Santería, decenas de mujeres prepago, armas de grueso calibre y joyas de rutilante aspecto... Estos excesos eran habituales en la vida del capo Martín Farfán Díaz González, alias Pijarvey, quien murió abatido días atrás.
Este narcotraficante no ocultaba su vida llena de lujos en el poblado de Vichada, donde recibía a narcos de diferentes latitudes para negociar los cargamentos de estupefacientes, consigna el diario colombiano El Tiempo, que publica las imágenes que le cedió la Policía.

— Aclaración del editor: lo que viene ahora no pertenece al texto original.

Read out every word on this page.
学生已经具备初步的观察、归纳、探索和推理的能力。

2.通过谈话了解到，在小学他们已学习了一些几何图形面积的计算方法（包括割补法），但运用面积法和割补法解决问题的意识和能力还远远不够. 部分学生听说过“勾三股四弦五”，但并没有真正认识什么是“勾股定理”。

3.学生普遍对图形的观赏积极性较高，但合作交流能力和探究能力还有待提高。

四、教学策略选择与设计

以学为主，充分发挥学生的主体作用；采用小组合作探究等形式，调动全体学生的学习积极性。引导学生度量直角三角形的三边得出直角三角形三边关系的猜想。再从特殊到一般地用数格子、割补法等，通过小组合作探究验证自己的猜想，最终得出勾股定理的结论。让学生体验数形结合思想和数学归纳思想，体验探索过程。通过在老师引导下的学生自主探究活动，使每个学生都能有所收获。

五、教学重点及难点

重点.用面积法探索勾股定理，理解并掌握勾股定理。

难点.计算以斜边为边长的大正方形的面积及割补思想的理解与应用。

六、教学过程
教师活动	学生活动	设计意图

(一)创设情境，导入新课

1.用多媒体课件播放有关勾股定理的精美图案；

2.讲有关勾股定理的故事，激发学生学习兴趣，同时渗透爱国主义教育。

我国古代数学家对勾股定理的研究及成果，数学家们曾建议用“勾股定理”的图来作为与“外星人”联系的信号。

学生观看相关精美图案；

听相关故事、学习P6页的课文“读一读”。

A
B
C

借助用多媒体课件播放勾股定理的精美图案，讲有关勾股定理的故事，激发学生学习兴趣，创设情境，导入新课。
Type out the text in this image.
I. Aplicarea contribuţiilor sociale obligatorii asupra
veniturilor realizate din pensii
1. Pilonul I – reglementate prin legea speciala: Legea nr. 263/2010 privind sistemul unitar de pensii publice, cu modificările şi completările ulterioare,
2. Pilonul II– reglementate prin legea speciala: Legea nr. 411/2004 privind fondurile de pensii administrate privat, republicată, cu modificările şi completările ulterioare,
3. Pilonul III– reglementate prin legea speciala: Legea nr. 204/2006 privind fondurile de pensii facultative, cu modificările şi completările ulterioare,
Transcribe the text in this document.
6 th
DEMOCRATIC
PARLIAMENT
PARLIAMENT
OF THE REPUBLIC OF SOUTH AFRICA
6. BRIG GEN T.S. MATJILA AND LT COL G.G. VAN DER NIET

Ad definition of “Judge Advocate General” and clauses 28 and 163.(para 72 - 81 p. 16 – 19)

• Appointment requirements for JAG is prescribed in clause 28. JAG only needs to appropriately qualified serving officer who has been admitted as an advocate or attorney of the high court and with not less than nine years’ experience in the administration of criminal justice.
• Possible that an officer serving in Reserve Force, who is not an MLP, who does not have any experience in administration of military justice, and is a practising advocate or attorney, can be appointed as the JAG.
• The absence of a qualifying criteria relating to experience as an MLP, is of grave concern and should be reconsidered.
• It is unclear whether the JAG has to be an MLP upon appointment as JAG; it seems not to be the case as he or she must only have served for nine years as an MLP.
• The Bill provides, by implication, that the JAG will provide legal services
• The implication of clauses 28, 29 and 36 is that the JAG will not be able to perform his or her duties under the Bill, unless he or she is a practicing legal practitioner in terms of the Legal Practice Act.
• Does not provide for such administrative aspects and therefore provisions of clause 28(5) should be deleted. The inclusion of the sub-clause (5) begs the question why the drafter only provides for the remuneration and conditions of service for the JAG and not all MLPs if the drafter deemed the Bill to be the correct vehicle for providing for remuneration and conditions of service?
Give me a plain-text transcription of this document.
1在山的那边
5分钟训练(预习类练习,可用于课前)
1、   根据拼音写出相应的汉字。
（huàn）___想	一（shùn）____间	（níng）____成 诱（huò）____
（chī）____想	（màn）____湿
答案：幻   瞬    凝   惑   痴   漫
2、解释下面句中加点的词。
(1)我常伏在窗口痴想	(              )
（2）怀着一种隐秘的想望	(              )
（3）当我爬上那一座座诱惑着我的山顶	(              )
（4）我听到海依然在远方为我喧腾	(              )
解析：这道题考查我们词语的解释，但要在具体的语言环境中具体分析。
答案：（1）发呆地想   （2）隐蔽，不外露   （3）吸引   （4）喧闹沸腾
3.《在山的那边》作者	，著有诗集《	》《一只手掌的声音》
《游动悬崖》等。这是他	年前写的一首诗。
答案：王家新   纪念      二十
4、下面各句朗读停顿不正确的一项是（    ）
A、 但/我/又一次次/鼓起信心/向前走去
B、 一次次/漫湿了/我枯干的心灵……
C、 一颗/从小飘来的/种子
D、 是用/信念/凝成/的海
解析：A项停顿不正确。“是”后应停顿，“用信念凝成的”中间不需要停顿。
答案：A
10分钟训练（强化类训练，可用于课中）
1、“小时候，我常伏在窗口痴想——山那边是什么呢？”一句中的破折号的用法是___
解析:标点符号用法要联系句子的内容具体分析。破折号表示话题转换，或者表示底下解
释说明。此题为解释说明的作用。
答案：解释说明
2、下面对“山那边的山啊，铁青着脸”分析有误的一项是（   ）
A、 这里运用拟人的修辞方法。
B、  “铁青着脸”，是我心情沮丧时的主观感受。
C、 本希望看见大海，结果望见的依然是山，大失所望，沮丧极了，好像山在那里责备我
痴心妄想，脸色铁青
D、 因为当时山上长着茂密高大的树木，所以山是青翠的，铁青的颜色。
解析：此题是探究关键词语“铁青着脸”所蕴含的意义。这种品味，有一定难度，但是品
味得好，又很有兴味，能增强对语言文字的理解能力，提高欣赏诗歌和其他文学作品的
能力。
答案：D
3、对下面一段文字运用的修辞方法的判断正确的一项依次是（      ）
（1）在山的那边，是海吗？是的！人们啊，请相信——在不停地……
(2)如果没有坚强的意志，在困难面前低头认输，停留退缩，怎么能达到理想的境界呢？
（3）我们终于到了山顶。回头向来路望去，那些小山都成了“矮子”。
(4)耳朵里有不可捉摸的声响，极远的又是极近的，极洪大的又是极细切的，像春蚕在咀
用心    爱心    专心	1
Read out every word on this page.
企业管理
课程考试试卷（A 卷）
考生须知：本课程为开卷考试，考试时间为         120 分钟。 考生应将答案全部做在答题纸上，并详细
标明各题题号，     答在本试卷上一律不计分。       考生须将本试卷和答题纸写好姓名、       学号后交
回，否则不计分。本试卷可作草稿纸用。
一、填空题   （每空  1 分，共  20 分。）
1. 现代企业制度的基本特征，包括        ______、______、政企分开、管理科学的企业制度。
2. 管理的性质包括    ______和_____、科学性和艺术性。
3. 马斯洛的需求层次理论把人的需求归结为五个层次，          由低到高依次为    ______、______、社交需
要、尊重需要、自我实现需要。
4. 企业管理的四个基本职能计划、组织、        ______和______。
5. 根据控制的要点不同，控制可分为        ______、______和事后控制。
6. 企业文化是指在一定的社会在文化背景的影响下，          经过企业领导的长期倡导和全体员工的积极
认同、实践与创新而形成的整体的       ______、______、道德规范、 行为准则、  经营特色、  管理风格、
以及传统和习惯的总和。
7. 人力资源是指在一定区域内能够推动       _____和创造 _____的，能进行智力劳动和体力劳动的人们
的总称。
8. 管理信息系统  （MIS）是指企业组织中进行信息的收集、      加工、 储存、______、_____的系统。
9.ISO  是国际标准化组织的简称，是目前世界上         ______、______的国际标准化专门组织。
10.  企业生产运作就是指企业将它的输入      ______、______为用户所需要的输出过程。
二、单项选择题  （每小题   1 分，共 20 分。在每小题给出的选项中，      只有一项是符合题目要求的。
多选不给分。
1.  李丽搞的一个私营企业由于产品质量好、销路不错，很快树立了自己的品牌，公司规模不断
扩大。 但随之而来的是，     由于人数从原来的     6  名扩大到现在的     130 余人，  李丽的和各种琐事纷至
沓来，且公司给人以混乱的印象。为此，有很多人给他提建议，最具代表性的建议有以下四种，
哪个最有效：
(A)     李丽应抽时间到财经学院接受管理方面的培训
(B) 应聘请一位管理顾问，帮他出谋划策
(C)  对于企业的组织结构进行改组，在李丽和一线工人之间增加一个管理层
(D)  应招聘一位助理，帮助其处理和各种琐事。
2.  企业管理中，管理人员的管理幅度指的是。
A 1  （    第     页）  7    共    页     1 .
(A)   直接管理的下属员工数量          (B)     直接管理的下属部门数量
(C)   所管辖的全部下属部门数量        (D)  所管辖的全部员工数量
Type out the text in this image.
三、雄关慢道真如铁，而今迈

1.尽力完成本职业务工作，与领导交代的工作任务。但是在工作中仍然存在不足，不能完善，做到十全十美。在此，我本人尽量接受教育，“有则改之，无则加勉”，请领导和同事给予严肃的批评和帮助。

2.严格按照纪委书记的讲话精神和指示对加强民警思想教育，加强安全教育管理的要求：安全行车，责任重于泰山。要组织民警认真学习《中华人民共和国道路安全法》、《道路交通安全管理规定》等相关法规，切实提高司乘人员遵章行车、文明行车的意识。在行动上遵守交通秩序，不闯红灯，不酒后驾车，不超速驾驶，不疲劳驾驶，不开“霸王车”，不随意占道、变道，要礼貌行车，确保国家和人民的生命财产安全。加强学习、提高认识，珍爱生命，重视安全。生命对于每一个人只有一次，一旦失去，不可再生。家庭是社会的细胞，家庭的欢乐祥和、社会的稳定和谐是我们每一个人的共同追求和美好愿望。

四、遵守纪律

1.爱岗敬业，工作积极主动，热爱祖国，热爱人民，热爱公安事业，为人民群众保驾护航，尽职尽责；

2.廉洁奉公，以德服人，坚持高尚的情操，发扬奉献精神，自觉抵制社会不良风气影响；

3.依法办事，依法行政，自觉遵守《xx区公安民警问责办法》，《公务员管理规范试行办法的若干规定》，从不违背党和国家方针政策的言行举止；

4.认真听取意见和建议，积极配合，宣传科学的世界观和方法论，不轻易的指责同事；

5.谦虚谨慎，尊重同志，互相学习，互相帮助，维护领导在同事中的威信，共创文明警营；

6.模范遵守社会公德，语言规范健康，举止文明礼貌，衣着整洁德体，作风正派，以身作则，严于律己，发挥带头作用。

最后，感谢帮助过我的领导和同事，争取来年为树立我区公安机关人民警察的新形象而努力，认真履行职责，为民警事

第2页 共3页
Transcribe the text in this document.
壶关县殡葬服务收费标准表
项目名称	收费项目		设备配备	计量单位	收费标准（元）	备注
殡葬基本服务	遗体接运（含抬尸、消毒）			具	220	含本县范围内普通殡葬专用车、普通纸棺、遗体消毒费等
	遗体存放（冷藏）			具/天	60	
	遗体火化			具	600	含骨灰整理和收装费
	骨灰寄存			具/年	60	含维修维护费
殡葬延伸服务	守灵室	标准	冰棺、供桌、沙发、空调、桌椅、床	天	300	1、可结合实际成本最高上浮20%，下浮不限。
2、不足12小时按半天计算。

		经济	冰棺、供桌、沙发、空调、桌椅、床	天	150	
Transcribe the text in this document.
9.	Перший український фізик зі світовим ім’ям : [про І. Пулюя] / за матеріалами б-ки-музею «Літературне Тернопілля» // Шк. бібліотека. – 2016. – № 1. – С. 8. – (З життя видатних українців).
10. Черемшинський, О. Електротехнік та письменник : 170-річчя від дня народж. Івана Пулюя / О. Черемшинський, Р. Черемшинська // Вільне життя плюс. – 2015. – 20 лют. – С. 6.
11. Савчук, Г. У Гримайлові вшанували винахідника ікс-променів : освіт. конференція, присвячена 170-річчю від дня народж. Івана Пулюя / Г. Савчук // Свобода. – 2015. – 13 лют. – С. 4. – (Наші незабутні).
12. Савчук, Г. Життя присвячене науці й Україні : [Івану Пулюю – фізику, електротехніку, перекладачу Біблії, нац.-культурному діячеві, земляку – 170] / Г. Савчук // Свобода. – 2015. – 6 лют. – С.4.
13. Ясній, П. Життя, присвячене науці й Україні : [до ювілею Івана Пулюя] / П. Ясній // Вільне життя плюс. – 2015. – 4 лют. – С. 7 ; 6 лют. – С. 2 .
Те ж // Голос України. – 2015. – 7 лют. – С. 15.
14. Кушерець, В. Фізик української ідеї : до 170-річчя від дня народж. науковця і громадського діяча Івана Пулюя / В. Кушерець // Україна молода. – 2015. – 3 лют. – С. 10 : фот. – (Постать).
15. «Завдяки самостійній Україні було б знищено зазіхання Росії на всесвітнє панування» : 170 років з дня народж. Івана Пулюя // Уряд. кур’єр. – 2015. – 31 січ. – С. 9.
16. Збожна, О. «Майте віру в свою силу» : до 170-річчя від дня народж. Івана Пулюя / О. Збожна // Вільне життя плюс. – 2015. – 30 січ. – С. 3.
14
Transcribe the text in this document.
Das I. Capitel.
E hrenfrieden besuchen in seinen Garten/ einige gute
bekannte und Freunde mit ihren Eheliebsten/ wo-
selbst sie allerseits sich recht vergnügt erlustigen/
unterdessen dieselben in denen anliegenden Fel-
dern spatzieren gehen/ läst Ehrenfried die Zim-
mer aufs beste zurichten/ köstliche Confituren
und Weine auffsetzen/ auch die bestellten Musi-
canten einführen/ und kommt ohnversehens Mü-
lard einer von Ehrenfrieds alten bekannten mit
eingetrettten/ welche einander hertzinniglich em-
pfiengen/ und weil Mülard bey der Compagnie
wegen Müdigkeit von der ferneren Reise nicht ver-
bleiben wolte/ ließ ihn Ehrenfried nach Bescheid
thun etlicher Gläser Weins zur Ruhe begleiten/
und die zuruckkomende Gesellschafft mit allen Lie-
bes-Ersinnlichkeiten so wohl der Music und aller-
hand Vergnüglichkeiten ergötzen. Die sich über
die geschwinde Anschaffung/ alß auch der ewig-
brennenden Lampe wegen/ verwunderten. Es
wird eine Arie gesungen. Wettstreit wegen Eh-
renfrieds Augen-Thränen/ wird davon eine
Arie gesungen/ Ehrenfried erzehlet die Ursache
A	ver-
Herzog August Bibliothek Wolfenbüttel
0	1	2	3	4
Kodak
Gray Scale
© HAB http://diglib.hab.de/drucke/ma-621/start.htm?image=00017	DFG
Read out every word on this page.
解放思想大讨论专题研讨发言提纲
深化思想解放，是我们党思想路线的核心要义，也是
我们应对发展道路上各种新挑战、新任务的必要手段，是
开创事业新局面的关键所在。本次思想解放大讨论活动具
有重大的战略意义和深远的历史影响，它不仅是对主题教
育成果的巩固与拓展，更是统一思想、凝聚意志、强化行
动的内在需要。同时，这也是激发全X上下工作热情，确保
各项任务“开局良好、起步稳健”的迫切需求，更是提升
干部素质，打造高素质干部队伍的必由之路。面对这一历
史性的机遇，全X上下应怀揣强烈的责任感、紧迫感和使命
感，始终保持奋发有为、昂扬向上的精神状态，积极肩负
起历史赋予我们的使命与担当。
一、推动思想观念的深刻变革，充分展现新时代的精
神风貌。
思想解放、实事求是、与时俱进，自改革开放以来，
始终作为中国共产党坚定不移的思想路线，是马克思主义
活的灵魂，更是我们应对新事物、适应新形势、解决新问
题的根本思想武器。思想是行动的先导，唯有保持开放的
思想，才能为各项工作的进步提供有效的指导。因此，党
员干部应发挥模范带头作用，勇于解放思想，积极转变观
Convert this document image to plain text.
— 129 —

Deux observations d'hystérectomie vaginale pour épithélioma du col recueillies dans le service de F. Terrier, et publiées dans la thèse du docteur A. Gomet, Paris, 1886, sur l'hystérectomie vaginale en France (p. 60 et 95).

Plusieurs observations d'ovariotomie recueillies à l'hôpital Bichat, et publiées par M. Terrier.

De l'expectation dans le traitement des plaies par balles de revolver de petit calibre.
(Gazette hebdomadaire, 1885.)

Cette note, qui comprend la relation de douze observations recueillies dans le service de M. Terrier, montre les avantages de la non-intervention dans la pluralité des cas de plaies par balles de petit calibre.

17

Las fuerzas del orden hallaron un teléfono en el que había fotos de mujeres, de entre 15 y 20 años, que el hombre solía contratar.
Incluso, la Policía asegura que el narcotraficante era adicto a la pornografía y solía contratar adolescentes para satisfacer sus deseos.
"Los padres de las menores, según las investigaciones, recibían tierras, ganado y vehículos por permitir que el narco se llevara a sus hijas", indica el rotativo, que agrega que el hombre solía contratar a santeras de la zona para que le practicaran rituales "para alejar cualquier tipo de peligro en su contra". De hecho, Pijarvey se tatuó en un brazo una oración que se suele rezar en las misas negras.